If building up as a preban, didn't the Fed law specify it must have been in preban configuration (i.e., not stripped) before 94? Does that also apply in MA?
I have a new pet theory that nobody should listen to.
IANAL but if you had 2 "evil features" pre-94 you've got an assault weapon, but it's grandfathered. Add a 3rd evil feature and it's still an assault weapon, and still grandfathered, yes? Provided you had the 2 features to MAKE it an assault weapon, in place before 1994, you can add any additional feature you like after the ban because it is already categorized as such... and exempt. Even under the ATF interpretation, which of course was wildly different than the current MA line (including allowing neutered featureless or one-feature rifles).

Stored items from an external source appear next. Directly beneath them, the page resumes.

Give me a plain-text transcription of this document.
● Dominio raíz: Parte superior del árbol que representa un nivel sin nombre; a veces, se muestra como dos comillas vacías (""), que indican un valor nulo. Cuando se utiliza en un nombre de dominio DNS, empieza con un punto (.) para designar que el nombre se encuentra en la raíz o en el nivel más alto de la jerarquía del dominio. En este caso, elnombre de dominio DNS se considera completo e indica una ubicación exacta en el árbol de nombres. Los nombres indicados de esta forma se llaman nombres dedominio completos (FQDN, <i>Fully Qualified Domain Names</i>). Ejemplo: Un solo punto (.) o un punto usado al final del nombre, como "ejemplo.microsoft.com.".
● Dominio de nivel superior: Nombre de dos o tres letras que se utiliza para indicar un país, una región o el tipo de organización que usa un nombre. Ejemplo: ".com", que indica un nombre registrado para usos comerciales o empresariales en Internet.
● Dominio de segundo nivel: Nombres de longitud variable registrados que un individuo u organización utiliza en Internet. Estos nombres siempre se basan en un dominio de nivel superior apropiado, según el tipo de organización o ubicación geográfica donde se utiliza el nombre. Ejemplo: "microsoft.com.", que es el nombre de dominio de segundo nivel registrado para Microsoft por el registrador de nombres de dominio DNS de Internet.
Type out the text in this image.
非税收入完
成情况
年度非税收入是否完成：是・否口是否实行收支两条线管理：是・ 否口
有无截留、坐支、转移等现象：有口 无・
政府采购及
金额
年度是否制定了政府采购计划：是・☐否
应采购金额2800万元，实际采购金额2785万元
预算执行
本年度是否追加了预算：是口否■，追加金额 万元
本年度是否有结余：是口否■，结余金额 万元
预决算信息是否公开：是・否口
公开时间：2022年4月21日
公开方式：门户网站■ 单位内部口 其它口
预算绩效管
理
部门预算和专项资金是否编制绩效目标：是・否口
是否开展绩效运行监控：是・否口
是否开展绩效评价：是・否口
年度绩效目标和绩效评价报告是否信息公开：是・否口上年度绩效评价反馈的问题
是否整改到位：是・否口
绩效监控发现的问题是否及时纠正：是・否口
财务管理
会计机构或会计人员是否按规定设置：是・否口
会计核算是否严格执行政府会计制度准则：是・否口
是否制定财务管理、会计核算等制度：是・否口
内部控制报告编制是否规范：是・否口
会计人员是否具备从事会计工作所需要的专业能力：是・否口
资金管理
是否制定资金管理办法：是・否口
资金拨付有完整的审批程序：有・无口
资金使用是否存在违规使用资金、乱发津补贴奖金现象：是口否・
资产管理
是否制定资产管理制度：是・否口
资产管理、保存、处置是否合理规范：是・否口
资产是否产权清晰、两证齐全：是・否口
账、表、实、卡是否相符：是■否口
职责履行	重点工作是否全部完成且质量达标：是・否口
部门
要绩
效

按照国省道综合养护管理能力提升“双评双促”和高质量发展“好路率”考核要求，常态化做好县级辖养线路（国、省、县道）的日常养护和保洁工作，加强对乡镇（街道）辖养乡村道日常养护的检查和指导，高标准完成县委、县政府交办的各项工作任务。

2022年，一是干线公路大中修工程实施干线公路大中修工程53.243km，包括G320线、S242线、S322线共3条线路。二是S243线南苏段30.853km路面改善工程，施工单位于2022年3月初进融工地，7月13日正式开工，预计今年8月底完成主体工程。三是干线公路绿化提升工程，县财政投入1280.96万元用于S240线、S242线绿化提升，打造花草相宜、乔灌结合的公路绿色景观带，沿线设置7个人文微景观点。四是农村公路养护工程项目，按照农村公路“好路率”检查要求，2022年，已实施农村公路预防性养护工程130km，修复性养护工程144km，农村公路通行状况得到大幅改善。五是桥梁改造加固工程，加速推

So if Mad Maura says any weapon sharing a BCG or trigger group or whatever else with an AR15 is an assault weapon, or even operates similarly, that makes all pre-94 AR-style rifles assault weapons too, right? Grandfathered/exempt assault weapons. Adding a few features or changing configuration can't make them NOT assault weapons, nor can it make them some next level of assault weapon (since none exists). A preban EA15 or J15 is an assault weapon because of
compatibility or
similarity (not the old features test that actually exists under law) according to Mad Maura.
We're already in the territory of ignoring Federal law (which was adopted word for word, in fact those words aren't even spelled out, just the date, section and subsection of law is referenced...) and precedent and legislative intent... If only what Mad Maura claimed to be true was actual law.